Bouillon räumt mangelnde Kenntnis über Identität von Flüchtlingen ein

Foto: Flüchtling (über dts Nachrichtenagentur)

Saarbrücken (dts Nachrichtenagentur) – Der saarländische Innenminister Klaus Bouillon (CDU) warnt vor potenziellen Terroristen, die über die Balkanroute nach Deutschland eingereist sein könnten. „Wir wissen ja nach den Anschlägen in Paris, dass Leute bewusst diese Route gewählt haben, um Stimmung zu machen. Sie haben sich bewusst erfassen lassen und dann im Zuge der Anschläge ihre Pässe weggeworfen, damit man sie schnell identifizieren kann“, sagte Bouillon, der derzeit auch Vorsitzender der Innenministerkonferenz ist, dem „Handelsblatt“.
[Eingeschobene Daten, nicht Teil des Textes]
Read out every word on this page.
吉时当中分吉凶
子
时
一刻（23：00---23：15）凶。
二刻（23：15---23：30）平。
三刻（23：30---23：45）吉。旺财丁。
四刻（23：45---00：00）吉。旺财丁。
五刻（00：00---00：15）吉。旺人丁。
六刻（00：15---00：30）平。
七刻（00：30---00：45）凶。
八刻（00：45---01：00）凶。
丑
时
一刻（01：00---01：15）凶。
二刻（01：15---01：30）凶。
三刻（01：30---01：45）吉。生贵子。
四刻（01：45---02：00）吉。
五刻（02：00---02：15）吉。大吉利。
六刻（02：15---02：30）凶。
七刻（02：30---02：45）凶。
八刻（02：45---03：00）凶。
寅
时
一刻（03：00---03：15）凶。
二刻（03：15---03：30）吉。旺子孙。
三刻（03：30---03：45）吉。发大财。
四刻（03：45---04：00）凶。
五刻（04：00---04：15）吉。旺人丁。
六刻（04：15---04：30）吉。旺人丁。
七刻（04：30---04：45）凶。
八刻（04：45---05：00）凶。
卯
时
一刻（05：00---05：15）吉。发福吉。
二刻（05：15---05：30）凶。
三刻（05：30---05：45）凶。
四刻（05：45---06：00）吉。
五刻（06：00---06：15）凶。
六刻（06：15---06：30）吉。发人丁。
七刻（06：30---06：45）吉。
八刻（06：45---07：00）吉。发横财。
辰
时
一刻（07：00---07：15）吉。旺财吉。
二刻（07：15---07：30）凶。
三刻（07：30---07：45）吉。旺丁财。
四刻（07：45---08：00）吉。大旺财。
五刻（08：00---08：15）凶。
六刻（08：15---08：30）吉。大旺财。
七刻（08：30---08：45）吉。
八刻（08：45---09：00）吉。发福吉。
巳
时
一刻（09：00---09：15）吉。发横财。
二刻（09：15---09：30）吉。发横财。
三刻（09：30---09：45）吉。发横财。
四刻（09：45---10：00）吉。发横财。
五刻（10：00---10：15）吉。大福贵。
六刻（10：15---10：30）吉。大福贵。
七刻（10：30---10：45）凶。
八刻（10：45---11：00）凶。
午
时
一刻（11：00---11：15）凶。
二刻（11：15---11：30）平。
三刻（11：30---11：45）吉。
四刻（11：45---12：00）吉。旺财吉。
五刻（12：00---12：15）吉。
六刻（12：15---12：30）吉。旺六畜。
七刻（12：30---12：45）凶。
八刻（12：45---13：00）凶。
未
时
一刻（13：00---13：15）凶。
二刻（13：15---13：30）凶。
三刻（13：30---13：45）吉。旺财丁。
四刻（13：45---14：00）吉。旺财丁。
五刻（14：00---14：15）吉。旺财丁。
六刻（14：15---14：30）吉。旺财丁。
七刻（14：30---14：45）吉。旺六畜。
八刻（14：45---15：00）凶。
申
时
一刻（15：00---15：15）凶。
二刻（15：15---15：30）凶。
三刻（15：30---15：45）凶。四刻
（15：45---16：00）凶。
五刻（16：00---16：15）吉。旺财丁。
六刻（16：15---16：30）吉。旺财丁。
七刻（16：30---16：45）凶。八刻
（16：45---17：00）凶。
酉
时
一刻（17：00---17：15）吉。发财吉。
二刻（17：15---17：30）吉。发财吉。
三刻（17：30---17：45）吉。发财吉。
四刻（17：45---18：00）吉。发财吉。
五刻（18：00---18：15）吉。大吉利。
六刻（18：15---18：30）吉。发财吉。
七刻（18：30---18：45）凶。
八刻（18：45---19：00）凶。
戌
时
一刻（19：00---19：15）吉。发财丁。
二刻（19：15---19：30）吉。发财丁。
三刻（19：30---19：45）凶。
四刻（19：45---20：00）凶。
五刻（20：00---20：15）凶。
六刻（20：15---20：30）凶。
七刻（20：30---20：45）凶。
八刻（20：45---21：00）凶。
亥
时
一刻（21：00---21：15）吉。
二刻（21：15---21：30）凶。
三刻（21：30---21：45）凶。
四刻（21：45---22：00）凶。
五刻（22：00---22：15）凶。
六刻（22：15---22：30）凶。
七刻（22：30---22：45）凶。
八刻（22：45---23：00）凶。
Auch im Fall des Attentats auf den Berliner Weihnachtsmarkt zeichnet sich dieses Muster ab. Ein Tunesier wird der Tat verdächtigt, dessen Duldungsbescheinigung in dem als Tatwaffe benutzten Lkw gefunden worden war. Die Täter würden das bewusst so steuern, um Unruhe in die Bevölkerung zu bringen, sagte der Minister.

„Und das ist ihnen leider auch gelungen“, ergänzte er. Bouillon räumte ein, die Behörden wüssten oft nicht genug über die Flüchtlinge, die nach Deutschland gekommen sind. „Wir haben leider eine nicht unerhebliche Anzahl von Leuten, die ihre Identität fälschen oder verleugnen und falsche Daten angeben. Das Flüchtlingsamt BAMF arbeitet mit Hochdruck daran, solche Fälle zu erkennen, aber da liegt noch viel Arbeit vor uns“, sagte Bouillon. Er nahm Angela Merkel (CDU) gegen Kritik in Schutz. „Es ist skandalös, wie unsere Kanzlerin da jetzt angegangen wird. Wenn ich höre `Das sind die Toten von Frau Merkel`, dann ist das an Widerlichkeit nicht zu überbieten“, sagte der CDU-Politiker. Zugleich wies er Forderungen nach einem Umsteuern in der Flüchtlingspolitik zurück, wie sie etwa CSU-Chef Horst Seehofer erhebt. „Ich denke, zurzeit sind die Dinge in der Flüchtlingspolitik geregelt. Die Registrierungen funktionieren, in zwei oder drei Monaten werden alle Landesaufnahmestellen miteinander vernetzt sein, es gibt geordnete und deutlich schnellere Verfahren als noch vor einem halben Jahr.“ Probleme sehe er allerdings noch beim Mangel an Sprachkursen und auch an Wohnungen in einzelnen Bundesländern, räumte Bouillon ein.